By the time Raulf finally returns, I’ve spent so long sat in the armchair pretending not to be nervous that my entire body’s wound tight. The mystery redhead has not reappeared. Neither has the man chasing her. The phone remains hidden down the side of the cushion. Every few minutes somebody walks through the room, smiles at me, then continues on their way, which only adds to the strange sensation that everyone here already knows who I am.

He appears in the doorway and I straighten. He doesn’t speak straight away, his pale eyes crinkling slightly at the corners, then jerks his head toward the corridor behind him.

"Ready?"

"Think so."

His chuckle follows us into the hallway. "That’s usually how these things start."

The house is larger once we’re moving through it. Corridors branch in different directions, staircases climb toward upper floors. As we walk, Raulf slows slightly, glancing sideways at me, remembering something important.

"I should probably tell you a few things before we go in."

My pulse picks up speed. "That sounds ominous."

"It’s not." The fact he says it while looking amused does not reassure me. "Pack etiquette."

"Oh God."

Raulf laughs outright. "It’s not difficult, pup. Just different."

I wait.

"When you meet an Alpha, particularly one outside your own pack, you acknowledge them first. Eye contact is fine. Confidence is fine. Fear is unnecessary."

"I’m not sure I have a pack," I say slowly, testing the word. "And fear isn’t really my thing."

His grin widens. "Figured."

We turn another corner.

"If you want to show respect, place your hand over your heart," He demonstrates briefly. "Like this. It’s an old custom. It means I come with honesty, no weapons, no deception."

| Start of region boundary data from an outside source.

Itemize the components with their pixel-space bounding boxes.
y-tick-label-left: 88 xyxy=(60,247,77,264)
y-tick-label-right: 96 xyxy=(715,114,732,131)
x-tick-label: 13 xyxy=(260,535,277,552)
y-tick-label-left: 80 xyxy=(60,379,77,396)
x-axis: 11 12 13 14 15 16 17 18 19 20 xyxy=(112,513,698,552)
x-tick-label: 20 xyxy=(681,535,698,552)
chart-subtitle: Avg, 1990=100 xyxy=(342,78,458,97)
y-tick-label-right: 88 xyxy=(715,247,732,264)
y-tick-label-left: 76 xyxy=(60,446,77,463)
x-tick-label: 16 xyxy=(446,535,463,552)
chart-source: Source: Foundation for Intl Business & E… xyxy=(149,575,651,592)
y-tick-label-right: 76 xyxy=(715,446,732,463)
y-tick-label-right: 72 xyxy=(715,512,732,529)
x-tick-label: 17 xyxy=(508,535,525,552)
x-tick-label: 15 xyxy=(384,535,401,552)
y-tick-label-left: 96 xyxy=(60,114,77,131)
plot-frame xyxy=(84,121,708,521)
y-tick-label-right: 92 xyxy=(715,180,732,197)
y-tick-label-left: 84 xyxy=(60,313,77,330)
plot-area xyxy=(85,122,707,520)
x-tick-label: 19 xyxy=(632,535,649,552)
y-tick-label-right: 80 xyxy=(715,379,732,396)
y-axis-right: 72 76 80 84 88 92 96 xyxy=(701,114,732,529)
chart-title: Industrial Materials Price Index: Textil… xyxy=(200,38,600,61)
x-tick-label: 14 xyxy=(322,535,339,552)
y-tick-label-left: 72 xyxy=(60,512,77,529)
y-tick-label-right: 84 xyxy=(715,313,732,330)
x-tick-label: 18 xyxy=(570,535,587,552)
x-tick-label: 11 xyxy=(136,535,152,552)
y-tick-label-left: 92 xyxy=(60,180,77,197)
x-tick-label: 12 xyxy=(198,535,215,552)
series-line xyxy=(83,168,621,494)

I stare at him. "What about bowing?"

"Some packs still do it, most don’t expect it. Vaela certainly won’t." He confirms.

The name immediately sends a strange flutter through my chest. "Should I call her Alpha?"

"You can if you wish."

The answer surprises me. "But?"

"But she prefers people speak to her as a person before they speak to her as a title."

We continue walking.

"If she offers her hand, take it. If she asks questions, answer honestly. If your instincts tell you something, don’t ignore them."

I glance sideways. "That’s the least helpful advice anyone has ever given me."

Raulf’s laugh echoes down the corridor. "Trust me. It’ll make sense soon."

The further we walk, the stronger the strange sensation beneath my ribs becomes. Anticipation but not quite. Older, primal and stretching awake. By the time Raulf stops outside a heavy wooden door, my palms are damp. He reaches out and squeezes my shoulder.

"You’ll be fine."

I wish I believed him. The door swings inward before I can overthink it any further.

The room beyond is unexpectedly cosy. A huge wooden table dominates the centre of the space, covered in maps, notebooks, scattered papers and enough handwritten notes to suggest whoever works here survives entirely on determination. Floor-to-ceiling bookshelves line every wall, packed so tightly with books that some have been stacked horizontally on top of the others. A fire burns quietly in a stone hearth. Lamps cast warm pools of golden light across worn rugs and polished wood floors.

Despite the comfort of the room, the first thing to smack anyone who enters is the energy.

A presence that fills every corner. The unmistakable feeling that somebody important occupies this space.

My attention follows it to the far end of the room, standing in front of a large interactive screen covered with maps and diagrams, a woman is drawing lines across the display with one hand while reading something in the other. She hasn’t noticed us yet. Or maybe she has and simply doesn’t care.

Either way, I can’t look anywhere else.

The unfurling thing goes still.

Recognition.

I understand why every mile of this journey felt like I was being pulled somewhere rather than travelling here myself.